Timing many-body processes in small quantum systems

The rapid light-source development is advancing on several frontiers. One is the quest for ever shorter light-pulses. Attosecond light-bursts enable experiments that follow the dynamics of the electrons.

Here time-resolved photoionization experiments have already revealed previously unattainable electron escape times and the possibilities to clock quantum mechanical processes is booming. The key is to get hold of both phase and amplitude of the time-dependent electronic wave-packets.

We build theoretical and computational tools for the interpretation and quantitative description of experimental observations with attosecond light sources, in close contact with experimental groups.

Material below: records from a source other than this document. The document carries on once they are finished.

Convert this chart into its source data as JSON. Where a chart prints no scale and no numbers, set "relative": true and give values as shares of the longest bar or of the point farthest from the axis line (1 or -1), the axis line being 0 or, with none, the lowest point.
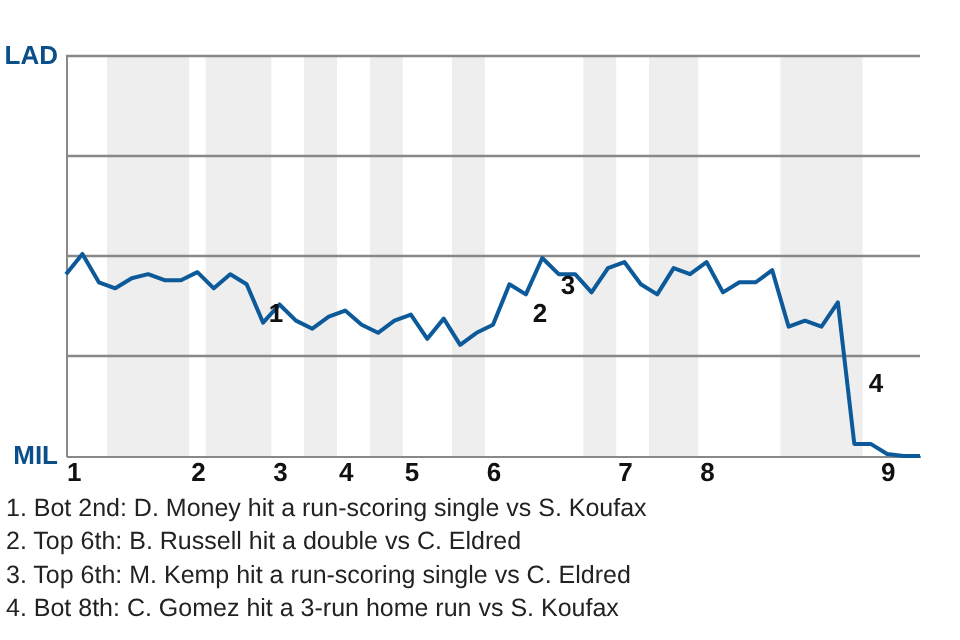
{
  "chart_data": {
    "type": "line",
    "relative": true,
    "categories": [
      "1",
      null,
      null,
      null,
      null,
      null,
      null,
      null,
      "2",
      null,
      null,
      null,
      null,
      "3",
      null,
      null,
      null,
      "4",
      null,
      null,
      null,
      "5",
      null,
      null,
      null,
      null,
      "6",
      null,
      null,
      null,
      null,
      null,
      null,
      null,
      "7",
      null,
      null,
      null,
      null,
      "8",
      null,
      null,
      null,
      null,
      null,
      null,
      null,
      null,
      null,
      null,
      "9",
      null,
      null
    ],
    "series": [
      {
        "color": "#0d5a9a",
        "values": [
          0.9,
          1,
          0.86,
          0.83,
          0.88,
          0.9,
          0.87,
          0.87,
          0.91,
          0.83,
          0.9,
          0.85,
          0.66,
          0.75,
          0.67,
          0.63,
          0.69,
          0.72,
          0.65,
          0.61,
          0.67,
          0.7,
          0.58,
          0.68,
          0.55,
          0.61,
          0.65,
          0.85,
          0.8,
          0.98,
          0.9,
          0.9,
          0.81,
          0.93,
          0.96,
          0.85,
          0.8,
          0.93,
          0.9,
          0.96,
          0.81,
          0.86,
          0.86,
          0.92,
          0.64,
          0.67,
          0.64,
          0.76,
          0.06,
          0.06,
          0.01,
          0,
          0
        ]
      }
    ],
    "ref_lines": [
      {
        "axis": "y",
        "value": 0.495,
        "color": "#888888"
      },
      {
        "axis": "y",
        "value": 0.99,
        "color": "#888888"
      },
      {
        "axis": "y",
        "value": 1.485,
        "color": "#888888"
      },
      {
        "axis": "y",
        "value": 1.98,
        "color": "#888888"
      }
    ],
    "annotations": [
      "LAD",
      "MIL",
      "1",
      "2",
      "3",
      "4",
      "1. Bot 2nd: D. Money hit a run-scoring single vs S. Koufax",
      "2. Top 6th: B. Russell hit a double vs C. Eldred",
      "3. Top 6th: M. Kemp hit a run-scoring single vs C. Eldred",
      "4. Bot 8th: C. Gomez hit a 3-run home run vs S. Koufax"
    ]
  }
}
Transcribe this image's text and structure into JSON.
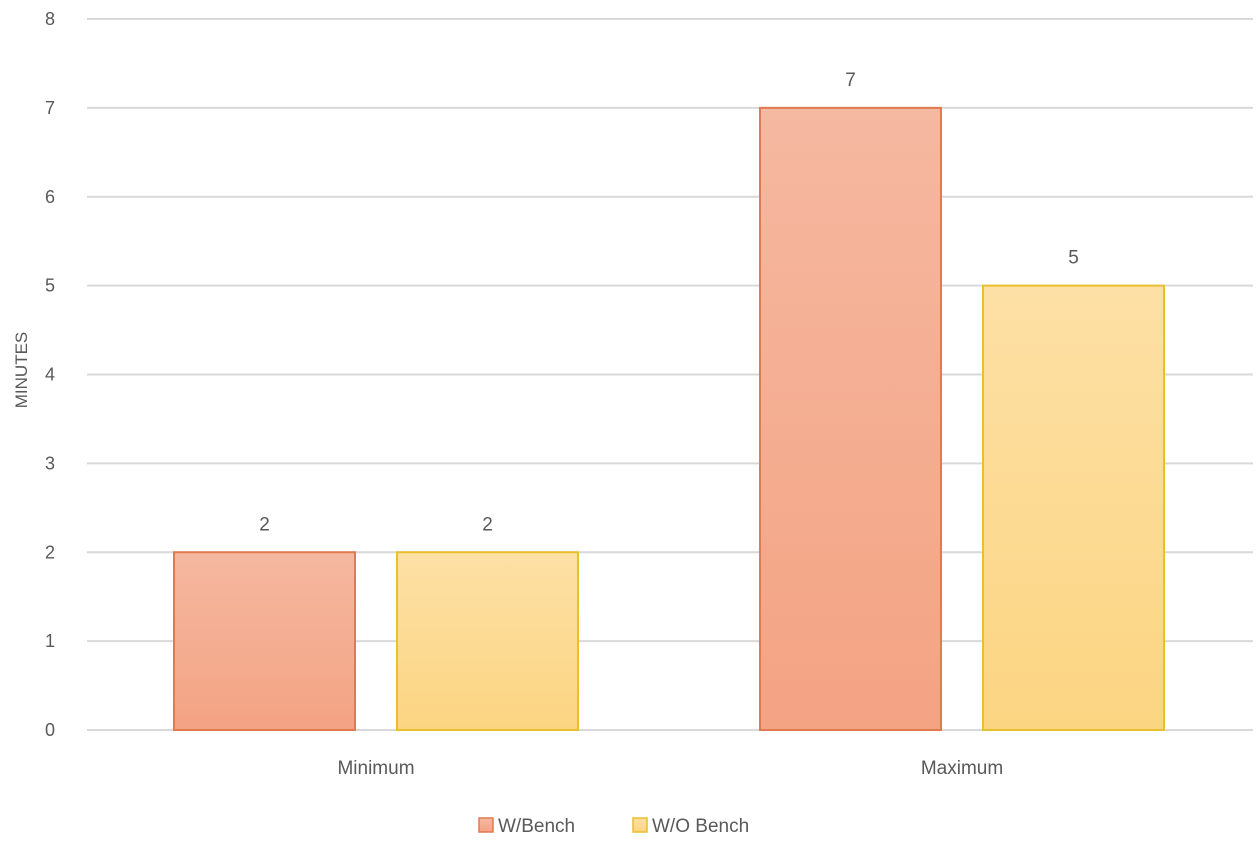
{
  "chart_data": {
    "type": "bar",
    "title": "",
    "xlabel": "",
    "ylabel": "MINUTES",
    "ylim": [
      0,
      8
    ],
    "yticks": [
      0,
      1,
      2,
      3,
      4,
      5,
      6,
      7,
      8
    ],
    "grid": true,
    "legend_position": "bottom",
    "categories": [
      "Minimum",
      "Maximum"
    ],
    "series": [
      {
        "name": "W/Bench",
        "values": [
          2,
          7
        ],
        "fill_top": "#f5b8a0",
        "fill_bottom": "#f4a383",
        "stroke": "#e07a4f"
      },
      {
        "name": "W/O Bench",
        "values": [
          2,
          5
        ],
        "fill_top": "#fde0a5",
        "fill_bottom": "#fcd582",
        "stroke": "#eabf2e"
      }
    ],
    "data_labels": true
  }
}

Our aim is to study the zoo of screening and relaxation events that are initiated when electrons are ionized from deeper energy levels.

Important questions are the duration of different processes, the relative time when secondary electrons appear in the continuum, its dependence on the coherence of the particles, and the reality of time-order in quantum mechanical systems.Another frontier concerns intensity. A number of current projects strive for extreme light fields.

Their realization will lead to a novel importance of magnetic interactions, and to electrons driven to relativistic velocities. The need for relativistic time-domain calculations is obvious.

We develop reliable and efficient methods to solve the full-dimensional time-dependent Dirac equation for atoms exposed to extreme fields.